I also got to know that finally the National Sports Festival held in Abuja. And that Delta State, the perennial winners again topped the medals table. The disappointing thing about the Festival was that reports indicated that this version was worst than the one hosted in Lagos about six years ago. The point to be made is that the decay pervading our country has expectedly spread to our sport!!!

It’s curious why I love our country more each time I step out of it. And I get saddened that we are unaware of the potential for greatness that abounds in our nation. We have the best collection of gifted football players in the world yet our football is not rated in the first ten in the world. We once had world famous Dick Tiger, Rafiu King Joe, Hogan Kid Bassey, and Obisia Nwankpa. Now, we have no one. We have tremendous natural resources that should make us one of the richest countries in the world yet we remain on of the poorest. We have perhaps one of the best educated minds in the world yet we are being ruled by simpletons whose goals are to take us back to the dark ages.

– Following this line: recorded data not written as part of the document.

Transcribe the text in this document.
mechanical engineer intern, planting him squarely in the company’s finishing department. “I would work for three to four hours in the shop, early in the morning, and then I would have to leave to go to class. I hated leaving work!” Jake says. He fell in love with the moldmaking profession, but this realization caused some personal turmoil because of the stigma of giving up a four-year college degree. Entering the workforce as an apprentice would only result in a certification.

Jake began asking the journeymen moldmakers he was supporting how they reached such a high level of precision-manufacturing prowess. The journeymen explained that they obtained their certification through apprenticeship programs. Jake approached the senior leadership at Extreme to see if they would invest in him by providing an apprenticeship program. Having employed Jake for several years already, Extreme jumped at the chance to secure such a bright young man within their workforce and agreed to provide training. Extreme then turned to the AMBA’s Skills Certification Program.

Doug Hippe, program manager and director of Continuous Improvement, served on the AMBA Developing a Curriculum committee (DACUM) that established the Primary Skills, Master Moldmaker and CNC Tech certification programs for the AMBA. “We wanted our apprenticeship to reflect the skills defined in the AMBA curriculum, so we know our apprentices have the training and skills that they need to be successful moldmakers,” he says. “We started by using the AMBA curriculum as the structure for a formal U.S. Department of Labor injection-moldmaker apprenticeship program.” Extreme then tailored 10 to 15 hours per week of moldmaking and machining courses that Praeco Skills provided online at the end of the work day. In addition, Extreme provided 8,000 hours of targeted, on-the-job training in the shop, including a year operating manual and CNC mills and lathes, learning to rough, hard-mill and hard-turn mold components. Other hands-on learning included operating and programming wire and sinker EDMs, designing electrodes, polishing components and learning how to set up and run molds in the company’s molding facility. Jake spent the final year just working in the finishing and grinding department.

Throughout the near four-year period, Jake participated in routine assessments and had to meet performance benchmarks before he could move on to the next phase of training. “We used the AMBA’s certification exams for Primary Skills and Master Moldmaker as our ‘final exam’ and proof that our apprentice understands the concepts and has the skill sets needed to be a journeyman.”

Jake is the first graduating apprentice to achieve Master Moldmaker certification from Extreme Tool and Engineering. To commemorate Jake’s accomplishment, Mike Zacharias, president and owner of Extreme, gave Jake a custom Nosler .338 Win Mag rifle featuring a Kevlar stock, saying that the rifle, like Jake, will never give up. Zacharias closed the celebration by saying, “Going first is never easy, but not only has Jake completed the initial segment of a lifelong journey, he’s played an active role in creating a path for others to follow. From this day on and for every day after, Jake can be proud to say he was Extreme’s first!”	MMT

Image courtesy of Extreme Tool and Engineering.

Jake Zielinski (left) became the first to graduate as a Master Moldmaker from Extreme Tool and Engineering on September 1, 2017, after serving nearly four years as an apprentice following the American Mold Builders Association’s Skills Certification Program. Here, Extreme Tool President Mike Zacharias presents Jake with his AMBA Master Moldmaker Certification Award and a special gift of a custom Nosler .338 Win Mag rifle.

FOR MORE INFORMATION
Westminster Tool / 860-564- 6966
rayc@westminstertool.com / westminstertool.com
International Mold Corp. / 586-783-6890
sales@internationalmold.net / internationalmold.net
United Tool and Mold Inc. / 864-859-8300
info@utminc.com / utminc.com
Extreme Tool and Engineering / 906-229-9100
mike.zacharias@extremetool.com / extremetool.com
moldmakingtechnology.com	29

Whenever I step out of Nigeria I wonder why we must put up our fourth best team for a match we must win. This view was put more poignantly by an Ivorian/Burkinabe ex-footballer residing temporarily here in America. According to him: “’Nigeria disappointed me. I started playing soccer because your country won soccer gold at the Atlanta ’96 Olympic Games. Every African was proud of the feat of the Dream Team. But today, where is Nigeria in (global) football? If your country moves, Africa moves. But now, You sleep, so Africa is sleeping. Oh! Nigeria must wake up to take her place among the leaders and show the light to the rest of us Africans.”

But it’s not all doom and gloom here. I am enjoying, rolling specially with my grandchildren who I hope will belong to a better Nigeria. A Nigeria achieving its potential not only in sports but in all aspects of our life as a nation. Surely, that cannot be too difficult. Or is it?